Children and adults living with spina bifida have limited feeling in some areas of their body, resulting in them not feeling when they have hurt themselves, and therefore may not tell the person caring for them, so vigilance is crucial in carers. Another issue experienced by those with spina bifida is pressure sores and skin wounds; these are common and the primary source of hospitalisation for those living with spina bifida.
Other challenges faced by those living with spina bifida might include:
- Learning difficulties including attention deficit hyperactivity disorder (ADHD) or other learning problems such as memory, comprehension and organisation.
- Vision issues including poor eye-hand coordination, which can make it hard to do things such as writing.
- Incontinence – they are prone to developing urinary tract infections (UTIs).
- Maintaining a healthy weight.
- Difficulties in relating to and engaging with others.
However, many people with spina bifida are able to live generally normal and independent lives, and many people learn to drive and continue driving for many years without any difficulty at all. Many people travel and explore new places, although these holidays might need a little more preparation.
Many women with spina bifida can have healthy children themselves and will have a safe and successful pregnancy, although they will probably need to plan more carefully than other women.

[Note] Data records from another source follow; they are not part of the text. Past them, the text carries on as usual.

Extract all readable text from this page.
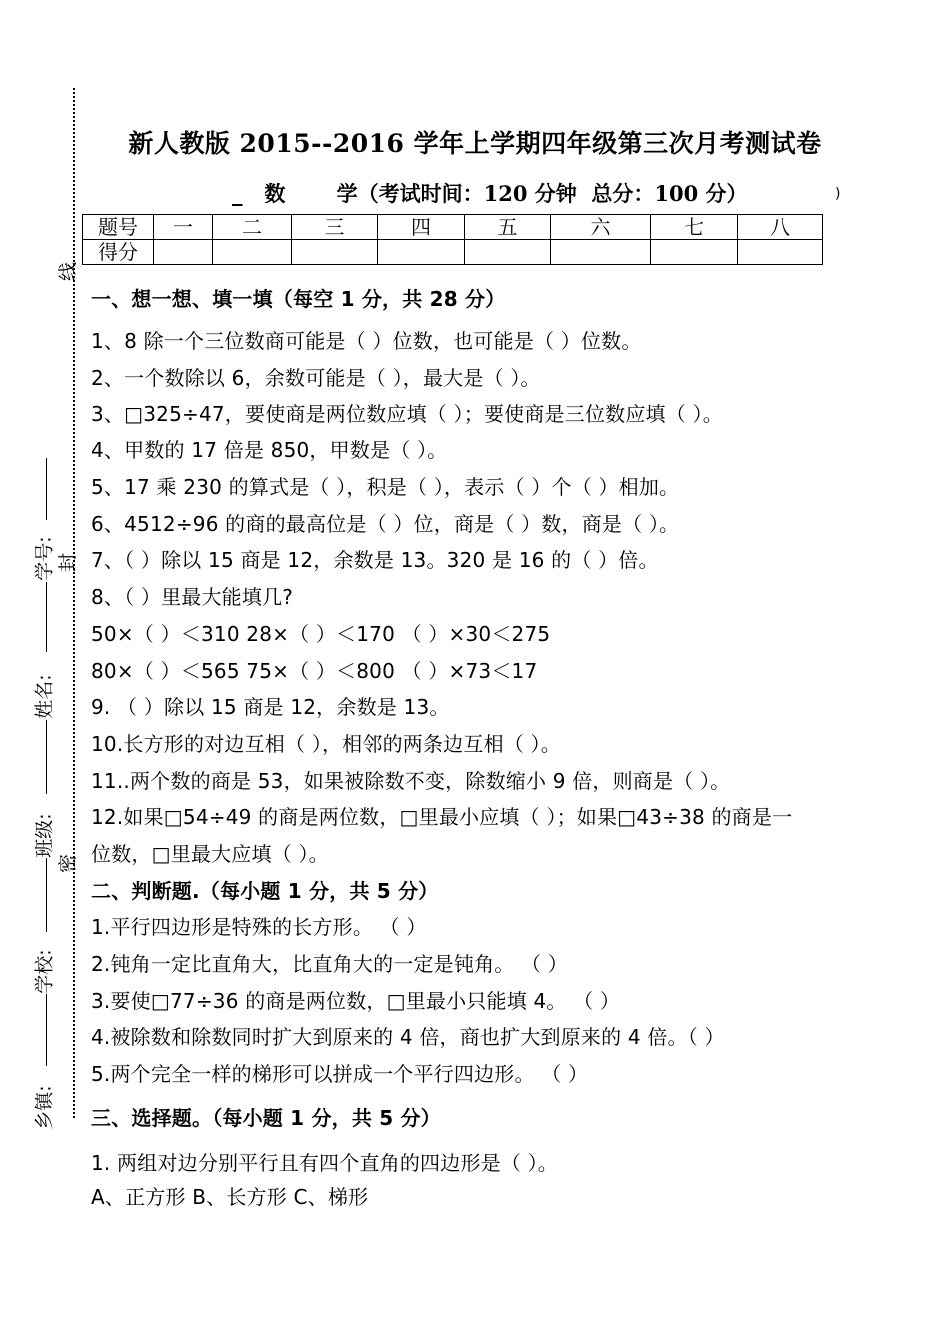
线
封
密
学号:
姓名:
班级:
学校:
乡镇:
新人教版 2015--2016 学年上学期四年级第三次月考测试卷
_   数       学（考试时间：120 分钟  总分：100 分）	)
题号	一	二	三	四	五	六	七	八
得分								
一、想一想、填一填（每空 1 分，共 28 分）
1、8 除一个三位数商可能是（ ）位数，也可能是（ ）位数。
2、一个数除以 6，余数可能是（ ），最大是（ ）。
3、□325÷47，要使商是两位数应填（ ）；要使商是三位数应填（ ）。
4、甲数的 17 倍是 850，甲数是（ ）。
5、17 乘 230 的算式是（ ），积是（ ），表示（ ）个（ ）相加。
6、4512÷96 的商的最高位是（ ）位，商是（ ）数，商是（ ）。
7、（ ）除以 15 商是 12，余数是 13。320 是 16 的（ ）倍。
8、（ ）里最大能填几?
50×（ ）＜310 28×（ ）＜170 （ ）×30＜275
80×（ ）＜565 75×（ ）＜800 （ ）×73＜17
9. （ ）除以 15 商是 12，余数是 13。
10.长方形的对边互相（ ），相邻的两条边互相（ ）。
11..两个数的商是 53，如果被除数不变，除数缩小 9 倍，则商是（ ）。
12.如果□54÷49 的商是两位数，□里最小应填（ ）；如果□43÷38 的商是一
位数，□里最大应填（ ）。
二、判断题.（每小题 1 分，共 5 分）
1.平行四边形是特殊的长方形。 （ ）
2.钝角一定比直角大，比直角大的一定是钝角。 （ ）
3.要使□77÷36 的商是两位数，□里最小只能填 4。 （ ）
4.被除数和除数同时扩大到原来的 4 倍，商也扩大到原来的 4 倍。（ ）
5.两个完全一样的梯形可以拼成一个平行四边形。 （ ）
三、选择题。（每小题 1 分，共 5 分）
1. 两组对边分别平行且有四个直角的四边形是（ ）。
A、正方形 B、长方形 C、梯形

Education and employment need not be a barrier to those with spina bifida, though there may be some initial challenges to overcome. Schools and employers may need to modify the classroom or workplace environment to meet the needs of someone with spina bifida.
For anyone who has a child with spina bifida, the diagnosis may at first appear daunting; however, there is advice and support available.
Great Ormand Street Children’s Hospital (GOSH) has published a case study of an eight-year-old boy born with spina bifida, detailing his and his family’s experience of living with the condition.
Shine is a registered charity that provides specialist support from before birth and throughout the life of anyone living with spina bifida.